Abstract
It is of interest to study the rhizobacteria associated with two different desert wild plants, e.g., Calotropis procera and Senna alexandrina compared with bulk soil sample in
order to identify signatures of microbes in rhizospheres of the two plants and detect influence of soil microbiome in drawing soil architecture. Analysis of deep sequencing microbial
dataset indicated occurrence of 296,642 sequence tags assigned 5,210 OTUs (operational taxonomic units). Species richness in control sample was higher than those of either plant's
rhizosphere, while microbial abundance was lower. Principal coordinate analysis (PCoA) plot indicated complete separation of microbiome diversity among groups.
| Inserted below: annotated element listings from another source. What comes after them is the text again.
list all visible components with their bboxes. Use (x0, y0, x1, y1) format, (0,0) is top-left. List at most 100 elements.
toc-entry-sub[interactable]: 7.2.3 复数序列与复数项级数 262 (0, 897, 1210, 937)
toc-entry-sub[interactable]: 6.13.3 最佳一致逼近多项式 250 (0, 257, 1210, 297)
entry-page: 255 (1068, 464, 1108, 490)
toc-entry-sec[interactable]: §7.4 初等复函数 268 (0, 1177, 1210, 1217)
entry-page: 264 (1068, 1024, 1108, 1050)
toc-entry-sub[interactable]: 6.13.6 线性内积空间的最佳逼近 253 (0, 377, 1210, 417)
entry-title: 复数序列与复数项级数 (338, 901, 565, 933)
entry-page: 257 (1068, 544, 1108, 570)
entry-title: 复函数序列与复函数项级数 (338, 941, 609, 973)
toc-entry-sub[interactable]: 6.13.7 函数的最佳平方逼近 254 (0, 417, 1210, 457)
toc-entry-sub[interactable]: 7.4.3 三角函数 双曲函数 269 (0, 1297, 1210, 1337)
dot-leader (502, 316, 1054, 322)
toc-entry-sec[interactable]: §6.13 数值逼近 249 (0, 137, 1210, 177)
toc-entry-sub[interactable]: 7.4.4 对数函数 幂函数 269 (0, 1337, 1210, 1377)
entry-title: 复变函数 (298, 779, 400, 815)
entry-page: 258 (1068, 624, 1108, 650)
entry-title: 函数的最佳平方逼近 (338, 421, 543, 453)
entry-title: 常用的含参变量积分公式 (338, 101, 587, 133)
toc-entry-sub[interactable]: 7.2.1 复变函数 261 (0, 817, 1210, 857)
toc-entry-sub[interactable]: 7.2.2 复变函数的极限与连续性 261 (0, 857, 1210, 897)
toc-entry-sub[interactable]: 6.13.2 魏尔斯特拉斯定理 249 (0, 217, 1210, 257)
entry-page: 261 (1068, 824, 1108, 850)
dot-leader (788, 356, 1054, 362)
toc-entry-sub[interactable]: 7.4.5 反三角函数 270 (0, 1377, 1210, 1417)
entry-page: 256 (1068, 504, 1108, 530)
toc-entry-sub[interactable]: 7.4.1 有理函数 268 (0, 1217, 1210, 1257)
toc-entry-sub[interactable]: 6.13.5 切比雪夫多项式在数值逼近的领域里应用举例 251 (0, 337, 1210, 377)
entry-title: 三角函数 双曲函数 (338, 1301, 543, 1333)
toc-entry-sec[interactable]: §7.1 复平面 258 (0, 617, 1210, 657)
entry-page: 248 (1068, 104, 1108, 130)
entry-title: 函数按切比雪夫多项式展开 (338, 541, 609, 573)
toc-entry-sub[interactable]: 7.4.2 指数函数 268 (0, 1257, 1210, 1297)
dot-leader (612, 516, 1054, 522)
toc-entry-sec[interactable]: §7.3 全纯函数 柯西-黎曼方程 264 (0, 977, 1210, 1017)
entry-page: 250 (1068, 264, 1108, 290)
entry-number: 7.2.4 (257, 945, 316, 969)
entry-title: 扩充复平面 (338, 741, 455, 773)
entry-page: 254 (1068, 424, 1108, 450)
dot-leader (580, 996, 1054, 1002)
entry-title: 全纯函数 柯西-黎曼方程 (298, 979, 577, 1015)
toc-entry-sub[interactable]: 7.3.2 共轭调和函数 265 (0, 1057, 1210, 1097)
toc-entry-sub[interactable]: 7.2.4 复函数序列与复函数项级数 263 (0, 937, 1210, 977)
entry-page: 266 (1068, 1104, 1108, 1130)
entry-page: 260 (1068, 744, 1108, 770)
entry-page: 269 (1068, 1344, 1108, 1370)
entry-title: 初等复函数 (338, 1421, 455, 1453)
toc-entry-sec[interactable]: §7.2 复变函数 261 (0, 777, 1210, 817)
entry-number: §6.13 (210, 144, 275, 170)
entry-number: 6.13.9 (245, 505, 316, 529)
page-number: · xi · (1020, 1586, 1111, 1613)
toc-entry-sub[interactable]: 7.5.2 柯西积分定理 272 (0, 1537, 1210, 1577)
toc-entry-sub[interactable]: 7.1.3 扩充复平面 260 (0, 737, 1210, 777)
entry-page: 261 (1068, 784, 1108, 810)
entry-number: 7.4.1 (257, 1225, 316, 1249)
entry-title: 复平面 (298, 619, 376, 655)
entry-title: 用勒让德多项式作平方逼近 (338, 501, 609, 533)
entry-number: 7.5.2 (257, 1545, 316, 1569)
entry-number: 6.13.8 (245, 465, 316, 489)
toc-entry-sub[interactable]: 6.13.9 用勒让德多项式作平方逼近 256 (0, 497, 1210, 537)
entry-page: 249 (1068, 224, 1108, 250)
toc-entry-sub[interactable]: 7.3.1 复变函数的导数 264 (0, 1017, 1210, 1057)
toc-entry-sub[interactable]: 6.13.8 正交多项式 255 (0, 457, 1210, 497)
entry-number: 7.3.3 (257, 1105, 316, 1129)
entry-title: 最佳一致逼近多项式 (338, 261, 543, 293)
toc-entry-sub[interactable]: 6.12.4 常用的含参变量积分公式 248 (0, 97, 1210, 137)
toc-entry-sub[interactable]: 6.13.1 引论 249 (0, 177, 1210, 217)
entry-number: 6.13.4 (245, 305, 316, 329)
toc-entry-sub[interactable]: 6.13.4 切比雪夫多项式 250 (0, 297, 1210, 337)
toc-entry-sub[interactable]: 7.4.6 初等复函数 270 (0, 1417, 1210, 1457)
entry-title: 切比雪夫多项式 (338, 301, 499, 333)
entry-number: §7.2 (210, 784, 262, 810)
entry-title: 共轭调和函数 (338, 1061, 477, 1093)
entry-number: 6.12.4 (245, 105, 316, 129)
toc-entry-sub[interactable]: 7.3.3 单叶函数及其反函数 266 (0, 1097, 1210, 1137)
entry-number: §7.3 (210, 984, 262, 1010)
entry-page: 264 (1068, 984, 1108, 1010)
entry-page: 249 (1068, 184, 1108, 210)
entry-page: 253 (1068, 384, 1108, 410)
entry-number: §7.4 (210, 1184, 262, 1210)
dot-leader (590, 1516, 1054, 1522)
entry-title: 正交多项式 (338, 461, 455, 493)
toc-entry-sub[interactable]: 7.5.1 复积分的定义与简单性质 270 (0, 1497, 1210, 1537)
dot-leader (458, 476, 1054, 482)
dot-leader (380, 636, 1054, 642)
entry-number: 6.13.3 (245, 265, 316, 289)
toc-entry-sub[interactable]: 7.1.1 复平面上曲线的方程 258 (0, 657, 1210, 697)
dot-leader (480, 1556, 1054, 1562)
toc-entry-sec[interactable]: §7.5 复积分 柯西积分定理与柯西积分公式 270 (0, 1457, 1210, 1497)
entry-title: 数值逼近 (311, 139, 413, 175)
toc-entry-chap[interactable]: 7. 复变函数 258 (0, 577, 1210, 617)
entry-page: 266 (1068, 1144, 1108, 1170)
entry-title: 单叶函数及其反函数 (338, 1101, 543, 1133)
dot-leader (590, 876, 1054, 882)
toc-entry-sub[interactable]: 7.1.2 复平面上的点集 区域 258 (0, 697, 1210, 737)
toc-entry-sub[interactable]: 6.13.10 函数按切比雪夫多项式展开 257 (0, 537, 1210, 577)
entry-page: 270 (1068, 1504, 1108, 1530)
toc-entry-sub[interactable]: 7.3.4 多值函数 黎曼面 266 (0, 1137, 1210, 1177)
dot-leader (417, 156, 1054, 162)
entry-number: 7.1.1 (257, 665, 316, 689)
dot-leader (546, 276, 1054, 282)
Abundances of
Pseudomonas stutzeri and Virgibacillus koreensis increased in the rhizosphere of C. procera compared with that of S. alexandrina, while those of Streptococcus sobrinus, Veillonella
parvula and unassigned species of Sphingomonas genus increased in rhizosphere of S. alexandrina. Unassigned species of genera Marinobacter, Porticoccus and Alcanivorax only exist in
rhizosphere microbiome of C. procera, while unassigned species of genus Pseudomonas only exists in rhizosphere microbiome of Senna alexandrina. High abundances of the two microbes
Pseudomonas stutzeri and Virgibacillus koreensis in rhizosphere of C. procera allow the plant to grow well under both normal and saline condition. Also, Marinobacter, Porticoccus
and Alcanivorax genera only exist in rhizosphere microbiome of C. procera. These microbes produce siderophores that protect plant from pathogens. Data shows that C. procera might
be more protected from microbial pathogens compared with S. alexandrina. The differential abundances or exclusive presence of soil microbes reflect the ability of plant species to
survive under biotic and abiotic stresses. Results imply that rhizospheric microbes can be used as biomarkers of plant growth rate and the ability to survive under harsh conditions.